Last-Minute-Geißböcke: „Der Trainer lässt da wenig Spielraum“

Luca Waldschmidt bejubelt sein erstes Saisontor. (Foto: IMAGO / DeFodi)
Luca Waldschmidt bejubelt sein erstes Saisontor. (Foto: IMAGO / DeFodi)

Der 1. FC Köln hat beim VfL Wolfsburg zum wiederholten Male in der Nachspielzeit zugeschlagen. Trainer Lukas Kwasniok beweist dabei ein goldenes Händchen, fordert aber auch entsprechend viel von seinen Spielern.

Keine andere Mannschaft der Bundesliga kann nach den ersten drei Spieltagen mehr Torbeteiligungen von Einwechselspielern vorweisen: Zwei Tore (Johannesson, El Mala) und drei Vorlagen (Waldschmidt, El Mala, Ache) gehen bereits auf das Konto der Joker. Lukas Kwasniok unterstrich damit einmal mehr sein Gespür für die richtigen Wechsel.

Schon in der Vorbereitung hatte der Trainer betont, dass Spiele oft in der Schlussphase entschieden würden – und genau dort zeigt sich bislang die Kölner Stärke. Denn kein anderer Bundesligist hat bisher mehr Treffer nach der 76. Minute erzielt als die Geißböcke. Gemeinsam mit dem SC Freiburg liegt der FC hier mit vier Toren vorne, die Hälfte seiner bisherigen Treffer fiel somit in der Crunchtime.

Warum Arnolds Tor nicht zum K.o. wurde

Mehr noch: Zwei Tore erzielte der FC davon sogar in der Nachspielzeit. Zählt man das Pokalspiel in Regensburg hinzu, als Köln ganz spät aus einem 0:1 noch ein 2:1 machte, wird die Bilanz noch eindrucksvoller. „Wir wissen, dass wir jedes Spiel alles geben müssen, und das bis zum Schluss. Das fordert die Liga von uns“, sagte Luca Waldschmidt am Samstag nach dem 3:3 in Wolfsburg.

Dass der erneute Rückschlag durch Maximilian Arnolds 2:3 in der neunten Minute der Nachspielzeit nicht zum Knockout wurde, erklärt Waldschmidt mit den jüngsten Erfahrungen: „Da muss man die Wochen davor sehen.“ Späte Tore in Regensburg und Mainz hätten der Mannschaft die Überzeugung gebracht, bis zum Schlusspfiff an sich zu glauben.

Kessler lobt Ache für seine „Präsenz“

Auch Sportdirektor Thomas Kessler hob die neue Qualität hervor. „Das spricht für die Jungs, wenn du so spät das 2:3 bekommst, ist das häufig der Nackenschlag.
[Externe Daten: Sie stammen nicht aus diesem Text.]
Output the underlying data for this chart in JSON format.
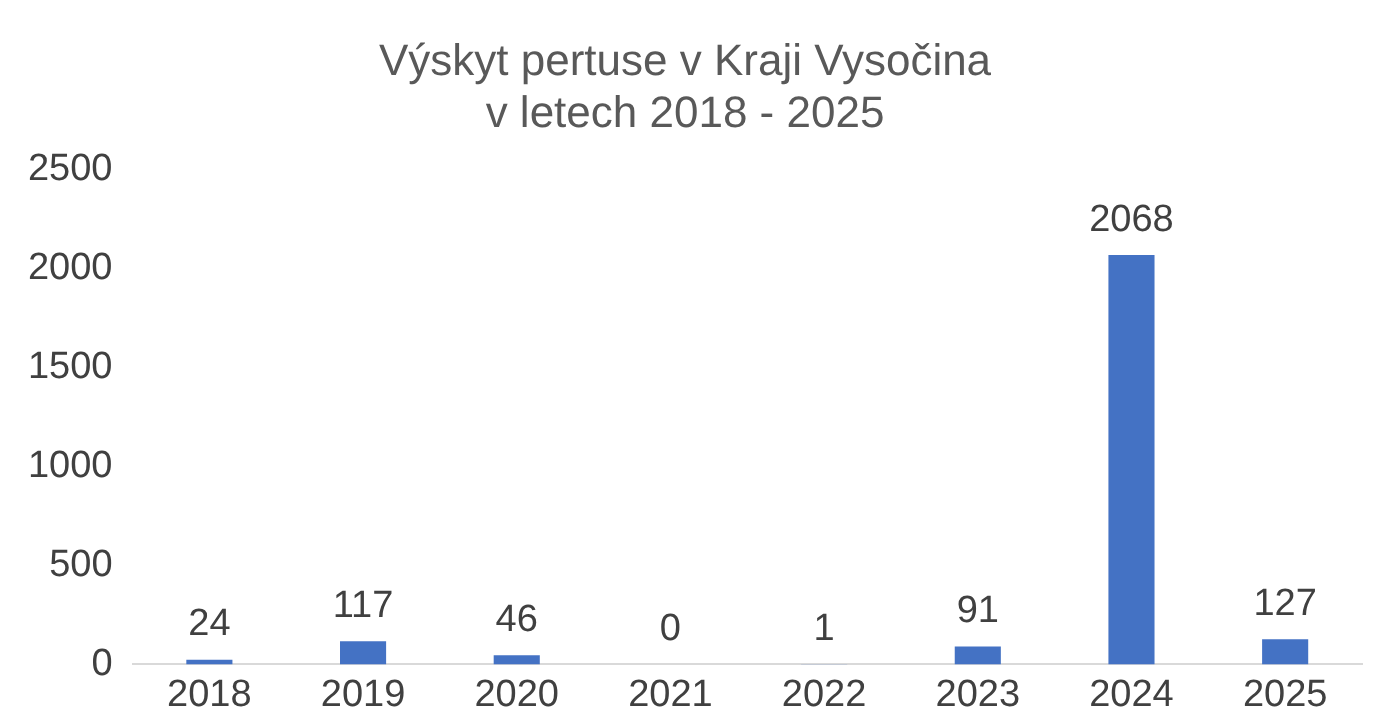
{
  "chart_data": {
    "type": "bar",
    "title": "Výskyt pertuse v Kraji Vysočina\nv letech 2018 - 2025",
    "categories": [
      "2018",
      "2019",
      "2020",
      "2021",
      "2022",
      "2023",
      "2024",
      "2025"
    ],
    "values": [
      24,
      117,
      46,
      0,
      1,
      91,
      2068,
      127
    ],
    "color": "#4472c4",
    "ylim": [
      0,
      2500
    ],
    "yticks": [
      0,
      500,
      1000,
      1500,
      2000,
      2500
    ],
    "grid": false,
    "data_labels": true
  }
}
Deswegen ist es schön zu sehen, dass die Jungs noch an sich geglaubt haben und dass wir von der Bank mit Qualität nachlegen konnten“. Dabei lobte der Sportcehf besonders Joker Ragnar Ache, der das 3:3 durch Kaminski vorbereitete. „Was für eine Präsenz Ragnar hatte, dass er im Zurücklaufen noch genau so ablegen konnte. Das sind Momente in unserem Spiel, die uns gut tun, damit wir noch einmal zuschlagen können.“

Für Waldschmidt, der sowohl als Startelfspieler als auch als Joker schon Scorerpunkte gesammelt hat, liegt der Schlüssel auch bei Kwasniok. „Der Trainer ist sehr anspruchsvoll, dementsprechend haben wir die Mentalität schon entwickelt, immer am Limit zu sein. Der Trainer lässt da wenig Spielraum.“

Kwasniok verspricht Unberechenbarkeit

Auch die Energie, die Kwasniok von der Seitenlinie ausstrahlt, wirke direkt auf die Spieler: „Wenn einer von außen mitzieht, weißt du, dass du drinnen alles geben musst.“ Kwasniok selbst formulierte das Erfolgsrezept so: „Der Fußball wird immer unberechenbar bleiben in Bezug auf das Ergebnis. Aber wir wollen berechenbar sein in der Art und Weise, wie wir Fußball über 90 oder auch 110 Minuten arbeiten.“ Und bislang zeigen die Spieler, dass sie diese Vorgabe nicht nur verinnerlicht haben, sondern daraus auch ihre größte Stärke ziehen.